Le tilde fait son entrée dans les prénoms français
Une révolution discrète s'opère dans les mairies françaises. Le ministère de la Justice a officiellement demandé aux parquets de cesser les poursuites contre les parents souhaitant donner à leur enfant un prénom comportant un tilde (~), ce signe typographique qui était jusqu'à présent interdit à l'état civil en France.
Une instruction ministérielle historique
La Chancellerie a confirmé à l'AFP qu'une instruction de la Directrice des Affaires Civiles et du Sceau (DACS) avait été envoyée le 23 janvier aux procureurs généraux de Pau et de Rennes. "À la demande du ministre, il y a eu une instruction [...] pour leur dire de ne plus judiciariser ces situations", a précisé le ministère, validant ainsi une information révélée par la radio locale ICI Breizh Izel.
Cette décision marque un tournant significatif dans l'interprétation du Code civil qui stipule pourtant que "les prénoms de l'enfant sont choisis librement par ses père et mère". Pendant des années, cette liberté se heurtait à l'interdiction formelle du tilde dans les documents d'état civil.
Le tilde n'est pas "inconnu de la langue française"
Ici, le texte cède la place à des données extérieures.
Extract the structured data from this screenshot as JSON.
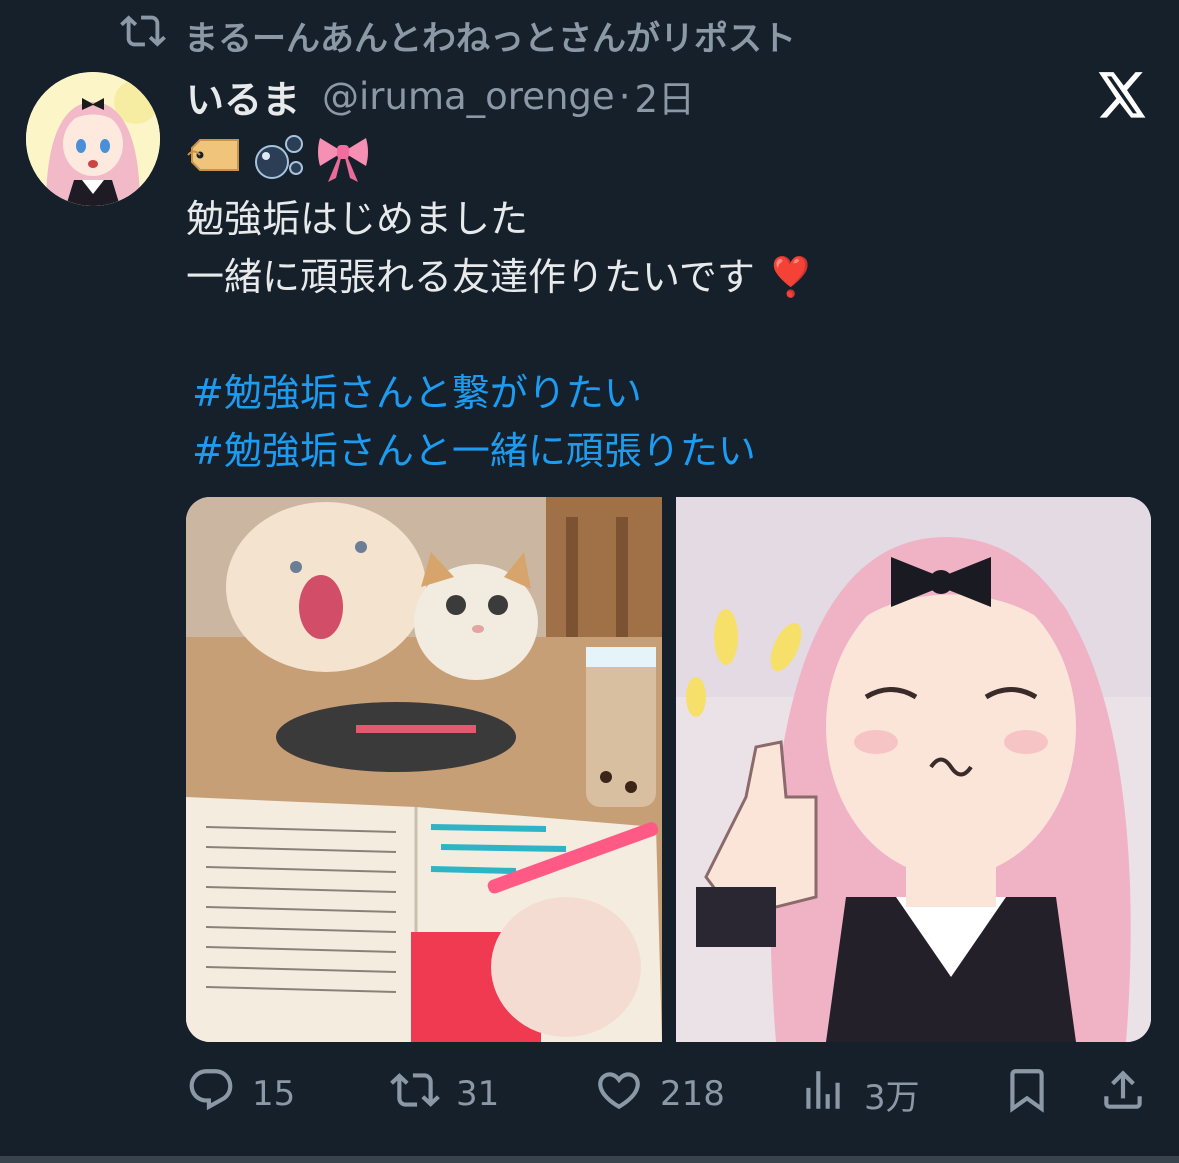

Utilisé traditionnellement dans les langues bretonne et basque, le tilde a fait l'objet de plusieurs batailles judiciaires retentissantes. L'affaire du prénom breton Fañch (équivalent de François en français) a particulièrement mobilisé la justice ces dernières années.
À chaque procédure, les tribunaux ont validé l'utilisation de ce signe, suivant l'argument développé par la cour d'appel de Rennes en novembre 2018 qui soulignait que le tilde "n'est pas inconnu de la langue française". Le ministère de la Justice justifie aujourd'hui son revirement par la volonté de "respecter les choix individuels" et de "ne pas engorger inutilement les juridictions".
Une circulaire jamais modifiée malgré les promesses
Cette décision intervient alors que la circulaire ministérielle de 2014, qui établissait la liste des signes autorisés sur certaines lettres, n'a jamais été modifiée malgré des promesses répétées. Ce texte officiel autorisait les accents, trémas et cédilles, mais excluait explicitement le tilde.
Un rapport parlementaire avait pourtant déjà souligné la richesse des signes diacritiques utilisés dans les langues régionales françaises :
- Le ā, ē, ī, ō, ū en tahitien
- Le signe ò en catalan, créole et occitan
- Le signe ì en alsacien et en corse
Le ministère a également constaté que les procédures judiciaires n'aboutissaient pas dans la pratique, les tribunaux validant systématiquement l'utilisation du tilde lorsqu'elle était contestée. Cette incohérence entre la théorie administrative et la réalité judiciaire a finalement conduit à l'abandon des poursuites.
Cette évolution témoigne d'une reconnaissance progressive de la diversité linguistique en France, où les langues régionales retrouvent peu à peu leur place dans l'espace public, y compris dans le choix très personnel du prénom d'un enfant.